Time sequence autoencoder extensions

khanus · August 13, 2020, 11:29pm

Hi everyone,

Recently I’ve been playing around with a spiking Nengo autoencoder, which I was able to get working with the help of some of the great folks here (thanks for that!).

Here are some results from a model I trained to reconstruct neural spikes (trained on real neural data). The reconstructions are on the left and the original spikes are on the right.

I have two questions I’m thinking about now:

In this example, each spike is a sample of 64 data points over a small window of time (so my input layer is 64 neurons). The inputs are fed into the network in parallel. However, I’d like to feed these data points (the spike waveform) in serial as a time sequence, and then reconstruct that time sequence to get the waveform. Would using the Legendre Memory Units be the best way to accomplish this, or is there some other way?
The second thing I want to explore is the idea of “temporal compression” referenced in this thread: Dimensionality Reduction/Generative Modeling with Nengo
I’ve already seen some interesting results about how the length of the simulation affects reconstruction loss:
reconstructed digit at different time steps692×209 29.8 KB

From left to right, the reconstructions are for 50 time steps, 100 time steps, and 150 time steps respectively.

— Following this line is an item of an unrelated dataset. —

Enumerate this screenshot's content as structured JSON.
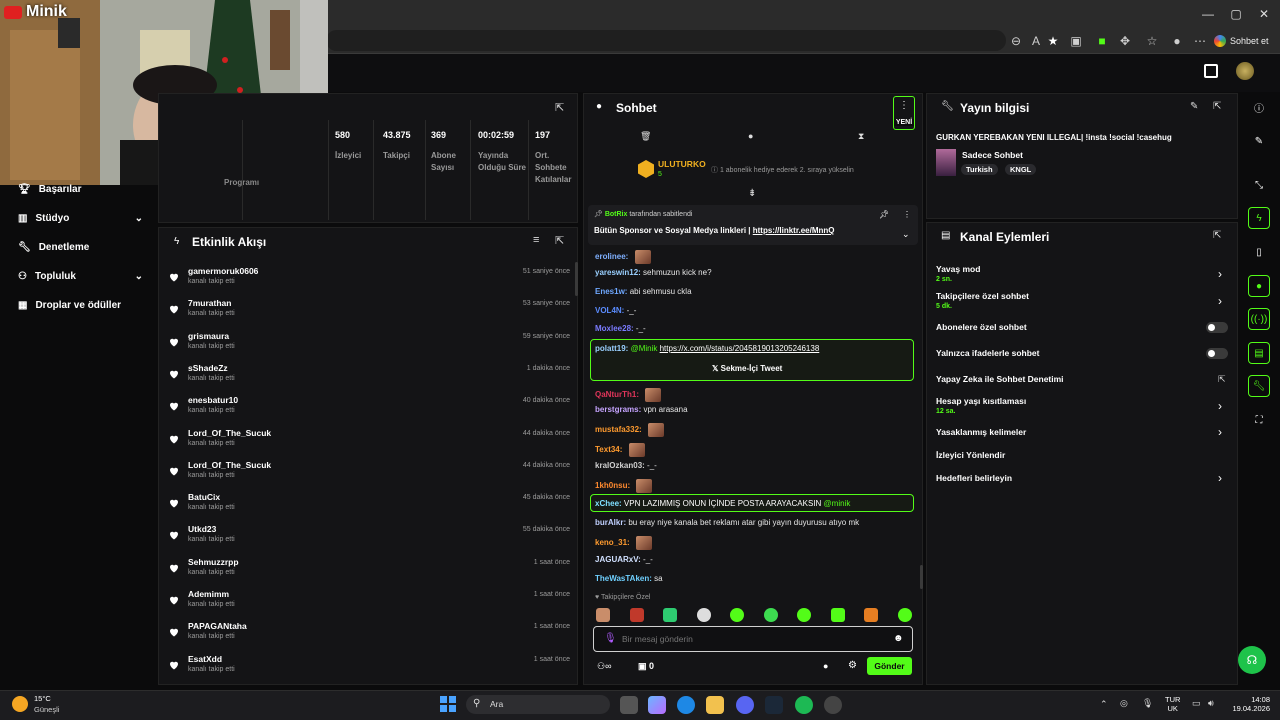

Something I want to experiment with is for simulating different parts of the network for different amounts of time. For example, if I simulate the hidden layers for a shorter amount of time than the output layer, I could then learn a more temporally sparse representation of the input data, right?

Is there an easy way to do this with Nengo? If I did it by creating different networks, how do I connect between their ensembles so I can then maybe simulate one of them for a certain length of time steps and then another for a different number of time steps? Or would there be another way to do it?

Sorry if this is pretty long, just curious to hear people’s thoughts on this so I know what direction to go. Thanks!

tbekolay · August 17, 2020, 2:38pm

This is very cool! I’m not super familiar with autoencoders, so best if other people can chime in on these questions, but I’ll give my thoughts in any case.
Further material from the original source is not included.